Nothing really, but according to the tangential logic Kaine displayed Tuesday night, Trump’s allegedly not paying taxes in 1995 and the years that followed “is important”:
KAINE: I’ll tell you what offends me. Gov. Pence just said Donald Trump will rebuild the military. No he won’t. Donald Trump is avoiding paying taxes. The New York Times story suggested that he probably didn’t pay taxes for about 18 years starting in 1995. Those years included the years of 9/11. So get this: On 9/11, Hillary Clinton and Donald Trump’s hometown was attacked by the worst terrorist attack in the history of the United States. Young men and women signed up to serve in the military to fight terrorism. Hillary Clinton went to Washington to get funds to rebuild her city and protect first responders, but Donald Trump was fighting a very different fight.

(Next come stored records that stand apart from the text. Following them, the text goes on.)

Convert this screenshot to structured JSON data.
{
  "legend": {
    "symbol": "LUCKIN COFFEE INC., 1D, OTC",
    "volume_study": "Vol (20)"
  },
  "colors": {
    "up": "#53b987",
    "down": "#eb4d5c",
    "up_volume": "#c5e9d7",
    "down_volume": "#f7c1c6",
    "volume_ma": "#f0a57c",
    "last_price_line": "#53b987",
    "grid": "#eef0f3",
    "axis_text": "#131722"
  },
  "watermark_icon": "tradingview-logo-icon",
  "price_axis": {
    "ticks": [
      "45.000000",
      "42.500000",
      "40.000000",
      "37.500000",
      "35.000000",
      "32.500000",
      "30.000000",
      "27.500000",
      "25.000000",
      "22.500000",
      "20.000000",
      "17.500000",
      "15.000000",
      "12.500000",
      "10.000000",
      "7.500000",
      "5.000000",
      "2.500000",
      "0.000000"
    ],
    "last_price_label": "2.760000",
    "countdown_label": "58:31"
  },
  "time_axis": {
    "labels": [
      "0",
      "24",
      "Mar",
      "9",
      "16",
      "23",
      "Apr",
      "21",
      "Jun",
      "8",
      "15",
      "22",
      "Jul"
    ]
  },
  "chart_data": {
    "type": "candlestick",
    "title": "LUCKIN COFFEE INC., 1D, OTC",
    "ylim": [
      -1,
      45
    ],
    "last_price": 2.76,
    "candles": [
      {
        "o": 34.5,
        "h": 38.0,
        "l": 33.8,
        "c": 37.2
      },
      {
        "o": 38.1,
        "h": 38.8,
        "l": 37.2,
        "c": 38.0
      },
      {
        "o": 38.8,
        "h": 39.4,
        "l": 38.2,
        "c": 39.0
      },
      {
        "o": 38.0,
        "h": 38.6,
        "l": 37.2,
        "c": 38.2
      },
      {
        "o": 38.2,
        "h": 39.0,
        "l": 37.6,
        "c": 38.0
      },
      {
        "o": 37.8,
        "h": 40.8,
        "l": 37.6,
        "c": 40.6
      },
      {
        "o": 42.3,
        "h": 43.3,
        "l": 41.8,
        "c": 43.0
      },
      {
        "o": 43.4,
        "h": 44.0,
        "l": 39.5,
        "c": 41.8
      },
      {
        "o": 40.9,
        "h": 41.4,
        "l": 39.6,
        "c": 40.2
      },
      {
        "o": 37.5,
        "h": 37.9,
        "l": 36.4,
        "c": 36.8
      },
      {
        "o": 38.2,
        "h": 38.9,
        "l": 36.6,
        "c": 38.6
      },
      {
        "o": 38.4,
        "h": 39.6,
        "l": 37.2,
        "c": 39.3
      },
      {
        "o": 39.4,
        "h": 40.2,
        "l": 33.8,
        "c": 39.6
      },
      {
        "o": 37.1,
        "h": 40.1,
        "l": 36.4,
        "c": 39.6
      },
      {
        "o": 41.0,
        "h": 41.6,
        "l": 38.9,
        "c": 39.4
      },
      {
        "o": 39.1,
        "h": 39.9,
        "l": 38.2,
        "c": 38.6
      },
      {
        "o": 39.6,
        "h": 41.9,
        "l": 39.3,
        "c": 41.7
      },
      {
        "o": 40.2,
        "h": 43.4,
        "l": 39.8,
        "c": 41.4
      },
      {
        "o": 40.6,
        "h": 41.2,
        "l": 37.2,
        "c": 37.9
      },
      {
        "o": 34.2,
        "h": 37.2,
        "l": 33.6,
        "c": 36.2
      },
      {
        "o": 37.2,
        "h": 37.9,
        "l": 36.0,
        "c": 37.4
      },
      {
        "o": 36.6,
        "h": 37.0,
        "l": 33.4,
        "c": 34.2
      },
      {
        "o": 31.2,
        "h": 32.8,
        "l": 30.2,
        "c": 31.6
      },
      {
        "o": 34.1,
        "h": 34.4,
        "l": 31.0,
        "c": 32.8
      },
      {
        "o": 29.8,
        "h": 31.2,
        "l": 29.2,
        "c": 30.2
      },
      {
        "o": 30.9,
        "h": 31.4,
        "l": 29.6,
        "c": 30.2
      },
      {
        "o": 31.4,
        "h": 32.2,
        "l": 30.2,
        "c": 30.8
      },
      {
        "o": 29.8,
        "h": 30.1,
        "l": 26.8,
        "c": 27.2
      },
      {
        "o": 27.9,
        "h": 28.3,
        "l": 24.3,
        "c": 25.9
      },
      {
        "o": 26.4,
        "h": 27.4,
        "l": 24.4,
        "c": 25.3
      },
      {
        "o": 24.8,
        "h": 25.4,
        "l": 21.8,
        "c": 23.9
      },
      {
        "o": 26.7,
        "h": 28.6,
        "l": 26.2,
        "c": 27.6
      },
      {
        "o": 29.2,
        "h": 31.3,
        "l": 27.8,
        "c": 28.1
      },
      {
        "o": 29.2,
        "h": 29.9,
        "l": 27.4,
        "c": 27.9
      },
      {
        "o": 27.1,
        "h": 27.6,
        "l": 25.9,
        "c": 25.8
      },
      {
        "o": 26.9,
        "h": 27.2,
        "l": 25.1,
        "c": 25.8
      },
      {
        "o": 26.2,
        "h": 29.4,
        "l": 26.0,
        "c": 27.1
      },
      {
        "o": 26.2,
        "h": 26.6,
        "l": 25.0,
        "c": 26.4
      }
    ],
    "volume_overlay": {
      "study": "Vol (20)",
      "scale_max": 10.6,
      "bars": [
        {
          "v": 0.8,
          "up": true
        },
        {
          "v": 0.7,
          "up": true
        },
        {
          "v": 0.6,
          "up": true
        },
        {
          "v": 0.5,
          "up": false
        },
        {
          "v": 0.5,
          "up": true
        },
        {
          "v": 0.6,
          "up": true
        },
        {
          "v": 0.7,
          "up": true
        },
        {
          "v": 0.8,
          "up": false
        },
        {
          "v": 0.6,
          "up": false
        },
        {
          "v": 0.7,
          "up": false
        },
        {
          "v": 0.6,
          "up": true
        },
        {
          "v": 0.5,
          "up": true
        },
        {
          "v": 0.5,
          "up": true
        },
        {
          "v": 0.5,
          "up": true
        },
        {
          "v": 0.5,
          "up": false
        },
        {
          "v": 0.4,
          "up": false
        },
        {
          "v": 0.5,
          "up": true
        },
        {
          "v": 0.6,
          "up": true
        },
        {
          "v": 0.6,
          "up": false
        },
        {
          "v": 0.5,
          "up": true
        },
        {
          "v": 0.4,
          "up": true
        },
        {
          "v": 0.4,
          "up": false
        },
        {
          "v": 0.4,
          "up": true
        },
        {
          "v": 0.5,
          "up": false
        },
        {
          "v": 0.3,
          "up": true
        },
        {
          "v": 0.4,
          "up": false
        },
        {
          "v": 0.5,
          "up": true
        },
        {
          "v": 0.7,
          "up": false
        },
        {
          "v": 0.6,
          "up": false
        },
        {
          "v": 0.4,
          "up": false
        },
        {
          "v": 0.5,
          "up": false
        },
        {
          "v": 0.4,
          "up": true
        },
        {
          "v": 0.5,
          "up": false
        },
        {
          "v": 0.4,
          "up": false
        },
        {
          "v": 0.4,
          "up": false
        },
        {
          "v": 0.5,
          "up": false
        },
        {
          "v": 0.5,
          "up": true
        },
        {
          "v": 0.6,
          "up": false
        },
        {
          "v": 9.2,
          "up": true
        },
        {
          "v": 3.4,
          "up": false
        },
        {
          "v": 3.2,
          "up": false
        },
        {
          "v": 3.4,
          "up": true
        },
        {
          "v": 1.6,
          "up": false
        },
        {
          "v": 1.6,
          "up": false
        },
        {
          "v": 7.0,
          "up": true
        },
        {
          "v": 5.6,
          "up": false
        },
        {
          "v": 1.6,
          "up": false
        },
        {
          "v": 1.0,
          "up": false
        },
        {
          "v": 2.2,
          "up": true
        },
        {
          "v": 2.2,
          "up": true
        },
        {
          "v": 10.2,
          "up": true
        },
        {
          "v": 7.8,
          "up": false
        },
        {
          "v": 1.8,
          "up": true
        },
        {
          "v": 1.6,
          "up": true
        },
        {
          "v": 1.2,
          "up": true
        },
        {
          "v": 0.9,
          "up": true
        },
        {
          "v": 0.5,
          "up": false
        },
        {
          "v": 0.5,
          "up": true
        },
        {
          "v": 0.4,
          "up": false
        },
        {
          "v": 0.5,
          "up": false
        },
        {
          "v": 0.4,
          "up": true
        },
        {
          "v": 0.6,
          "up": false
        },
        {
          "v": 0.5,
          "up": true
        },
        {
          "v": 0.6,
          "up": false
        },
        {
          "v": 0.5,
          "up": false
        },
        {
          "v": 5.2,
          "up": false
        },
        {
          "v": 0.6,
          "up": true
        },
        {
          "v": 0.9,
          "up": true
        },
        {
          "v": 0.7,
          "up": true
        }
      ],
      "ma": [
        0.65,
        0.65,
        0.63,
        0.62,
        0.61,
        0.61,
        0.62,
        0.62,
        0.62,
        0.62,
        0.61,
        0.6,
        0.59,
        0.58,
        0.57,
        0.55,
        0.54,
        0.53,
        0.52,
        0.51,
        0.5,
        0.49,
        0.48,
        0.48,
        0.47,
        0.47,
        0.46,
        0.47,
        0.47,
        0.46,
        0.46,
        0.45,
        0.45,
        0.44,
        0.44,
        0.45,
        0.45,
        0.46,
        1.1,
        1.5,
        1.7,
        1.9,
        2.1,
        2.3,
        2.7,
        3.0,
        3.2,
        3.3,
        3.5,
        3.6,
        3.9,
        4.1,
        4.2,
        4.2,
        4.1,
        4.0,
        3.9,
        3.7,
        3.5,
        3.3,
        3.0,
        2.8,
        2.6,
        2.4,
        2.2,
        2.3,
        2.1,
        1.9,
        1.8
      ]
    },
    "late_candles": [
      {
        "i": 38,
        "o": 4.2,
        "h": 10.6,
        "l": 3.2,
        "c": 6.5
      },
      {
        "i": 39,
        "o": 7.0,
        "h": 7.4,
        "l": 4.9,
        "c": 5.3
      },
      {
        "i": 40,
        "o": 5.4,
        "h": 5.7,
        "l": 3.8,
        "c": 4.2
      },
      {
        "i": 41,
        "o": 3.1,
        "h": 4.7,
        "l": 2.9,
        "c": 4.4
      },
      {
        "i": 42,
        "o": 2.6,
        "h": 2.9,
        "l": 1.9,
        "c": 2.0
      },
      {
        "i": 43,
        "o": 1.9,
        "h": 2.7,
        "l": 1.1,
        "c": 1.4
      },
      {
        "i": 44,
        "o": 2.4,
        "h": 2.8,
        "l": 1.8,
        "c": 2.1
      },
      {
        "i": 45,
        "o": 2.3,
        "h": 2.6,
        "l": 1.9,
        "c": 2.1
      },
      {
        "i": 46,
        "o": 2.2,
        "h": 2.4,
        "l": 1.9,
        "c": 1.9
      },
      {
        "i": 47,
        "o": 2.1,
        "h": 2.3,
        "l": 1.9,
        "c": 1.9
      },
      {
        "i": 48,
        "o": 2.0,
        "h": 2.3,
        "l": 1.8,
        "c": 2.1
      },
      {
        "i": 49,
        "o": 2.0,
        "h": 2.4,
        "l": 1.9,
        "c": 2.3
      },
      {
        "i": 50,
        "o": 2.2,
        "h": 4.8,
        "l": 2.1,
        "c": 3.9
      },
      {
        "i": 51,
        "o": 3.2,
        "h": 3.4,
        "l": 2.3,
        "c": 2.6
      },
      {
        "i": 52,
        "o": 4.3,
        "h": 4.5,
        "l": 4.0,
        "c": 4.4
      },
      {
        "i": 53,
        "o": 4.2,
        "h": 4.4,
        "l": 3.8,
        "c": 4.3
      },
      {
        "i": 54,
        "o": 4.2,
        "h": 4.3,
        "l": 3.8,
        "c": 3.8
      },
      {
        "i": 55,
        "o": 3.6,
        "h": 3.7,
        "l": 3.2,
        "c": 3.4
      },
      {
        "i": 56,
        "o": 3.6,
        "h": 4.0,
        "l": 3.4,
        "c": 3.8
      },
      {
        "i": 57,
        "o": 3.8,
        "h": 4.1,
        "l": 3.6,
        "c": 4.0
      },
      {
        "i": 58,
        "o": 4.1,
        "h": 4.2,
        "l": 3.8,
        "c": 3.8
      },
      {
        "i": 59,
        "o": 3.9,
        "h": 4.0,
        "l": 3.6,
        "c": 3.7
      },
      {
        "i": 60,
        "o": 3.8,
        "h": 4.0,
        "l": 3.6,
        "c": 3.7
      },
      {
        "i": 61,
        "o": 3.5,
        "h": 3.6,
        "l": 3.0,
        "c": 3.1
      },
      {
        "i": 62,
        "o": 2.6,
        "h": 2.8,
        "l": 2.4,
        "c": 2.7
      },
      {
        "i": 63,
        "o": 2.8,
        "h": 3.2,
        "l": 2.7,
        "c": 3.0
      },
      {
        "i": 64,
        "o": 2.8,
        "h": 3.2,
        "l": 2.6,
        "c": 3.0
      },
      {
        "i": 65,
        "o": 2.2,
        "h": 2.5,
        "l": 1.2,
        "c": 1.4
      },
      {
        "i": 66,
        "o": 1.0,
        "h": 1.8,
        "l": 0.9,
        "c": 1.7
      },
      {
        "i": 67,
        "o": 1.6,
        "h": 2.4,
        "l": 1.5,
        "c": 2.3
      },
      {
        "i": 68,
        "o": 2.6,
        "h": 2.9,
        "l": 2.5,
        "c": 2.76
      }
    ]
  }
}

It was a fight to avoid paying taxes, so that he wouldn’t support the fight against terror, he wouldn’t support the troops…
QUIJANO: The question was about Aleppo, senator.
KAINE: This is important, Elaine.
Kaine finished his bit about Trump’s tax returns, though did stress he had addressed Quijano’s actual question before launching into it. Yet when the moderator turned to Pence with a followup question about proposing “safe zones” in and around Aleppo for Syrians fleeing the conflict, the Indiana governor rebutted Kaine’s claims — thereby instigating additional non-Aleppo comments from the Virginian senator about Trump’s taxes.
That, and ignoring Quijano’s attempts to keep the debate on task and on schedule.